Still waiting on the new Jupiter caps for my dac!
Still working on the crossovers and bi-amplification. Posted some photos and comments in my system's tread.
Is there any updates on the Jupiter copper foil caps to try.

Having tried the duelund cast, they are as good as it gets, neutral and doesnt highlight the.sound in any.way and just does things very well.

The CUTFs certainly do seem to let a tad of warm through the midrange, each having their strengths, the TFTFs still give that drive to the music like no other caps, no even the CUTFs or Casts.

Overall, if a balance can be matched with the CUTFs and TFTf, it can make a mighty fine sound with a touch of Duelunds to just bind the whole picture everything together.

I did have some success mating the mundorf sio bypassed with the TFTF which was very nice too and need more testing. I was thinking a CUTF bypassed with the TFTF might hit the spot.
Hi Charles and Bill

Charles - you may have forgotten but we had already spoken about the location of my crossovers - my speakers being bi-wired meant that the crossover components were in 2 locations. The first where you mentioned and the other in the mid/tweeter enclosure. Much harder to work on than your speakers.

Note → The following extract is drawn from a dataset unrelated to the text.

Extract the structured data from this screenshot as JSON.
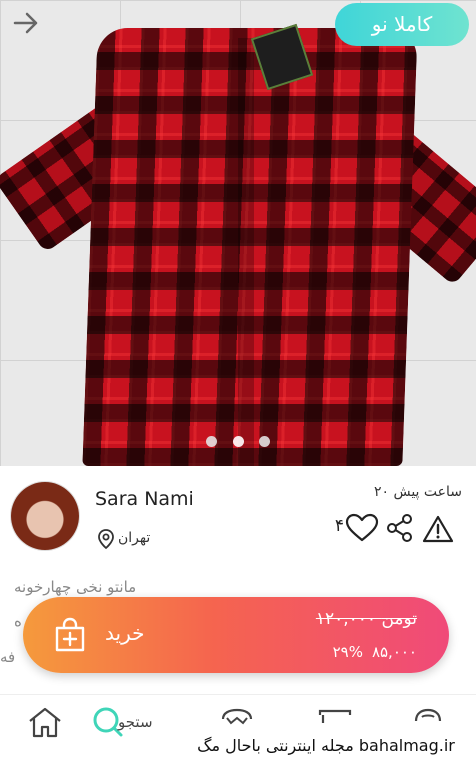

Bill - fantastic to hear from you. I've already secured some WBT 5% solder and all is ready for the transplant. I'll definitely be keeping in touch.

Very excited over here.
Tas, please let us know when your mod is complete. Also, feel free to email me with any questions if you run into some confusion along the way.

Be sure to use a good solder. WBT with 4% silver is one good choice. Be sure to tin or coat any exposed copper wire to prevent oxidation and soumd degregation over time.

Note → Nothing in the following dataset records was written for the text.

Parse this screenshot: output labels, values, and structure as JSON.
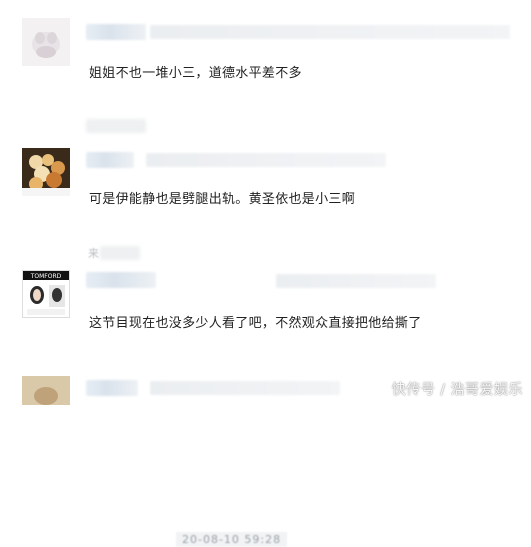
{
  "comments": [
    {
      "text": "姐姐不也一堆小三，道德水平差不多"
    },
    {
      "text": "可是伊能静也是劈腿出轨。黄圣依也是小三啊"
    },
    {
      "text": "这节目现在也没多少人看了吧，不然观众直接把他给撕了",
      "timestamp": "20-08-10 59:28",
      "avatar_brand": "TOMFORD"
    }
  ],
  "fragments": {
    "side_label": "来"
  },
  "watermark": "快传号 / 浩哥爱娱乐",
  "colors": {
    "text": "#222222",
    "blur_bar": "#e6edf4",
    "background": "#ffffff"
  },
  "icons": [
    "avatar-cat-image",
    "avatar-food-image",
    "avatar-portrait-image",
    "avatar-generic-image"
  ]
}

I have one more mod in mind for my speakers. I will update you on the results shortly.
Tas,
You are correct the Total Eclipse has a simpler X over than the Total Victoty III of Grannyring. You just remove the lower woofer and will find the tweeter cap(solen) mounted on the floor of the speaker near the coil inductor. I have the Total Eclipse II version and assume your xover is very similar.
Charles,
Grannyring

I MARVEL (notice capitol letters! lol) at your desire to keep going back to the furnace to see if there's anything else you can try.

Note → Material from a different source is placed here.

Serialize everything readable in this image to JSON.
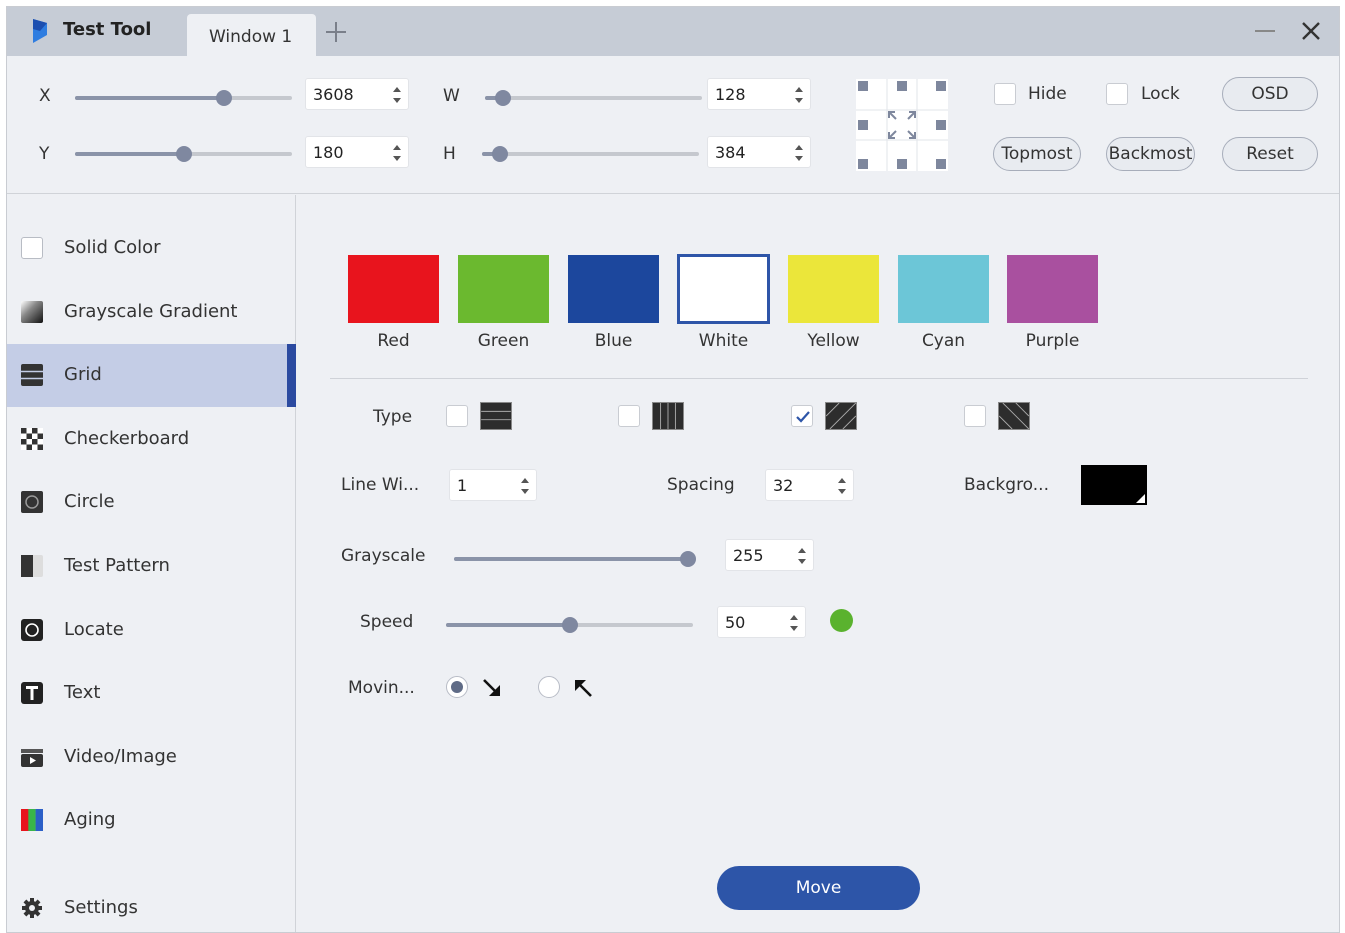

In an earlier post you mention how hard it was to work inside your speakers, mine are simpler than yours (Total Eclipses) and I still felt like a was a brain surgeon at times! I congratulate you on your persistence in order to gain knowledge and a musical edge.

No updates my end re my crossover components. Still waiting for Duelund to do their thing before I get the total delivery. I anticipate I'll be dancing and singing like the rest of you about what an improvement they've made in around a month - wishful thinking!!!

Must be something someone else can write. This thread has gone quiet but it remains one of the most fascinating audio blogs I've read in years.

Cheers everyone, Tas
Just an update on the importance of caps used in parallel positions in a crossover. Another way to say this are capacitors used as part of a Zobel network. Some suggest they are not as important and go so far as to say they not important at all since they are not part of the signal path. Wrong! Double wrong!

I have used three different brands of capacitors on the mid drivers in my Coincident Total Victory III speakers. Each one had an immediate impact on the sound quality. Not one of them sounded the same. The last and final one I used are Mundorf SIO caps bypassed with a modified Wima .15uf value. These are the best by a wide margin. Just outstanding!

They replaced Jupiter HT flat stacked with no bypass cap on it. The Mundorf/Wima combo is better in every way imaginable. So detailed and smooth. Nice air and natural tone. These are staying for sure.

Those of you with Zobel networks in your speakers go ahead and upgrade the resistors and caps and be rewarded with substantial sound quality improvement.

The combo of Mundorf SIO bypassed with modified Wima caps from Ric Schultz is very good indeed. Very good.
I now have Mundorf Supreme 3.3uf caps and Ric Schultz's modified Wima .33uf caps as a bypass combos on the computer grade caps in my preamp's power supply and the result is fantastic!

One can hear the difference in caps used in bypass positions quite clearly. The above combo is very good in my preamp. I tried some older Audience caps for bypassing and did not like them at all.